Some interesting law and religion news stories from around the web this week:
- Richard A. Epstein explains the legal background and arguments concerning the debate on religious liberty, anti-discrimination, and Indiana’s RFRA law.
- The ACLU plans to file a Freedom of Information Act lawsuit to obtain documents relating to government contracts with Catholic Charities and other religious organizations for care of refugee and undocumented minors. The ACLU claims that these organizations are impermissibly restricting access to reproductive health services, which the organizations say they cannot provide for religious reasons.
- Assyrian Christians’ history of violent persecution is important to understand the threat they face from ISIS today.

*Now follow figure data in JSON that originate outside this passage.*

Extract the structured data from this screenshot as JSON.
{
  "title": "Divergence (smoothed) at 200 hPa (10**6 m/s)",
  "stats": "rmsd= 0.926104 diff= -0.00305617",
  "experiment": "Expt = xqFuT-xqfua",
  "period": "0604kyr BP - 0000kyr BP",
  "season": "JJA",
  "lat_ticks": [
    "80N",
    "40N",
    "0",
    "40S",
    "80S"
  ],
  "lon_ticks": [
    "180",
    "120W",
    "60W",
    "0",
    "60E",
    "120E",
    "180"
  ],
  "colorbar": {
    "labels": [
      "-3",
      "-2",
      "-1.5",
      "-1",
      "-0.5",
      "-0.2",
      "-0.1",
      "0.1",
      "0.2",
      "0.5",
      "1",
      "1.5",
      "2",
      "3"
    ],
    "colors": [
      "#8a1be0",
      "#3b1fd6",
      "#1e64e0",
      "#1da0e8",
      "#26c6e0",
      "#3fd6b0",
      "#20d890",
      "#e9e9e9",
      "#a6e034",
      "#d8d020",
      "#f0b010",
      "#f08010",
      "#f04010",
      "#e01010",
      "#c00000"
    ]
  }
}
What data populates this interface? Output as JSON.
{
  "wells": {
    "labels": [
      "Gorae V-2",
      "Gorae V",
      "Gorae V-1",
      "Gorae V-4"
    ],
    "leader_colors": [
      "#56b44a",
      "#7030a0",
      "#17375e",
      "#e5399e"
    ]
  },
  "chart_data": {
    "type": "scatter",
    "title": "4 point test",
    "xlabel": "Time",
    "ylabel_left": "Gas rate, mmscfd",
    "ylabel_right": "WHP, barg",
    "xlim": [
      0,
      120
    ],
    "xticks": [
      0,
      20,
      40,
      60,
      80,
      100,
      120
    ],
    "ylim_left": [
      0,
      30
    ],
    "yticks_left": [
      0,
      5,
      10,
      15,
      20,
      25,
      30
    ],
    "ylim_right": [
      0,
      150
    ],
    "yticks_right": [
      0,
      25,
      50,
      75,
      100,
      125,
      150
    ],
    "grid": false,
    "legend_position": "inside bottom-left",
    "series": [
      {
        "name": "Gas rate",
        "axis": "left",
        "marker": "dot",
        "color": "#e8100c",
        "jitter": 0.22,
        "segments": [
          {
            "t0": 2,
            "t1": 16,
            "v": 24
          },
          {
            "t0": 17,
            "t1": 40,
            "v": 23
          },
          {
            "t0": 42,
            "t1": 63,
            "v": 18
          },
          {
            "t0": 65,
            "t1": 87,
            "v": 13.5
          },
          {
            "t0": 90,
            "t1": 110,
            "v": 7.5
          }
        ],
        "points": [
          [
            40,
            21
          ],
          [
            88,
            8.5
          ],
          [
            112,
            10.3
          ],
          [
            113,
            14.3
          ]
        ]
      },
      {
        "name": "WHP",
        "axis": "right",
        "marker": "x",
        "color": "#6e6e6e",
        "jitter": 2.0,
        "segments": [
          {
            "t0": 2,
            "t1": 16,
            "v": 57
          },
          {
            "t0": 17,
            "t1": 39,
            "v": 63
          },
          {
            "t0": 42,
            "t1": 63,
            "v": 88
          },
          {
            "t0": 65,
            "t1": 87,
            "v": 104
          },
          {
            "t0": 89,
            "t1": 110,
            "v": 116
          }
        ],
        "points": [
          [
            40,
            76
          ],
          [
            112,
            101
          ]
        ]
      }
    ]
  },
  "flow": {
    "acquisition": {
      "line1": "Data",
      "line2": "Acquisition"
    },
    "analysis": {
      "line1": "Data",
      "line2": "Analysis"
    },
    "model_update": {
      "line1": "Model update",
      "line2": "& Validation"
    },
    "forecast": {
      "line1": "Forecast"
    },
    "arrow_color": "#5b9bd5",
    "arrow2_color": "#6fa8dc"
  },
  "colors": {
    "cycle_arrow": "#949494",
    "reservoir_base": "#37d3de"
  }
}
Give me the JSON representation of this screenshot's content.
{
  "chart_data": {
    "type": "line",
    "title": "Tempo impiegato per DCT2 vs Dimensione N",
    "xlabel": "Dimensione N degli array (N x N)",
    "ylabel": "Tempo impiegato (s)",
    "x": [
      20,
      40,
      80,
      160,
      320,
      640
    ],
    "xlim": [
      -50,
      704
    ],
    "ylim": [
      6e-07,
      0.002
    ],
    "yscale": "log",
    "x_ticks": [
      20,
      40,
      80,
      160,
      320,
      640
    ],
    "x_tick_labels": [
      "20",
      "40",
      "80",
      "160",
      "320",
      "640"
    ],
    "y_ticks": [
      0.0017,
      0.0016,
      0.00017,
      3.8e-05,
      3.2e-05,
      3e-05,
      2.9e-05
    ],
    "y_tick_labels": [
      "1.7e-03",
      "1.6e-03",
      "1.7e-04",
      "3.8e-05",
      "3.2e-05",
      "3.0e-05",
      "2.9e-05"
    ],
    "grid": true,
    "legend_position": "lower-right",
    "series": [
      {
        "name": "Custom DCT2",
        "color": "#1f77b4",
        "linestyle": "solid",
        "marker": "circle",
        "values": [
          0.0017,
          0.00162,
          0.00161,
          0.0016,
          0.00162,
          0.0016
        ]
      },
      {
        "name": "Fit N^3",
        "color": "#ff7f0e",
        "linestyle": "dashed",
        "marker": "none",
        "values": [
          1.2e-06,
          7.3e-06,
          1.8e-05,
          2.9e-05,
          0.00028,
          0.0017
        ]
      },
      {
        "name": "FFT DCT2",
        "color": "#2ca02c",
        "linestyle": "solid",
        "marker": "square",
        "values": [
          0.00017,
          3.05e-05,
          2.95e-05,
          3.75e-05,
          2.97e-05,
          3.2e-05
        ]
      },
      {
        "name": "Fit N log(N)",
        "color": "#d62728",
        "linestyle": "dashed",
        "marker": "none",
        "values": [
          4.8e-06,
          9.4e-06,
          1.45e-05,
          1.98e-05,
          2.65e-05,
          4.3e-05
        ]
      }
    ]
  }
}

- Three former ballpark ushers for the Washington Nationals have filed a federal lawsuit against the team alleging religious discrimination. The ushers, 7th Day Adventists, claim they were fired because their religion required that they not work on their sabbath, which occurs from sundown Friday to sundown Saturday.
- The Florida House passed a bill to let private adoption agencies turn away gay couples on religious and moral grounds. Proponents say the law would protect the religious rights of certain adoption agencies while still allowing gay couples to adopt from many other agencies.
- The Islamic State freed more than 200 Yazidis on Wednesday, many of whom were elderly and infirm, after taking them captive in Iraq last summer.
- Buddhist monks from India and Sri Lanka participated in a two day dialogue in New Delhi to strengthen cultural understanding between the two groups.
- The Archbishop of York used his Easter message to insist that the political sphere should not be out of bounds to religious leaders, whom he says must involve themselves in politics.
- Iraqi military leaders are vowing to follow up their defeat of ISIS in Tikrit by marching into the Sunni heartland in western Iraq to root out some of the most significant militant strongholds, but Sunni-Shiite relations complicate the military planning.
- Experts opine that while the Russian federal government’s increasing reliance on the Russian Orthodox Church is a tool aimed at social consolidation, the authorities risk giving the clergy too much power, which may eventually backfire against the Kremlin.
- Kenya froze the accounts of 85 groups and individuals, including bus companies and Muslim rights organizations, allegedly linked to al-Shabab, the Somali group that claimed responsibility for killing 148 mostly Christian students at Garissa University College.
- Opinion: In amending the country’s century-old “Islam Law,” the Austrian Parliament has taken a positive step to combat extremism while protecting religious liberties. A 2014 University of Vienna report put the number of Muslims in Austria at over 550,000, or about 7 percent of the national population as of 2012.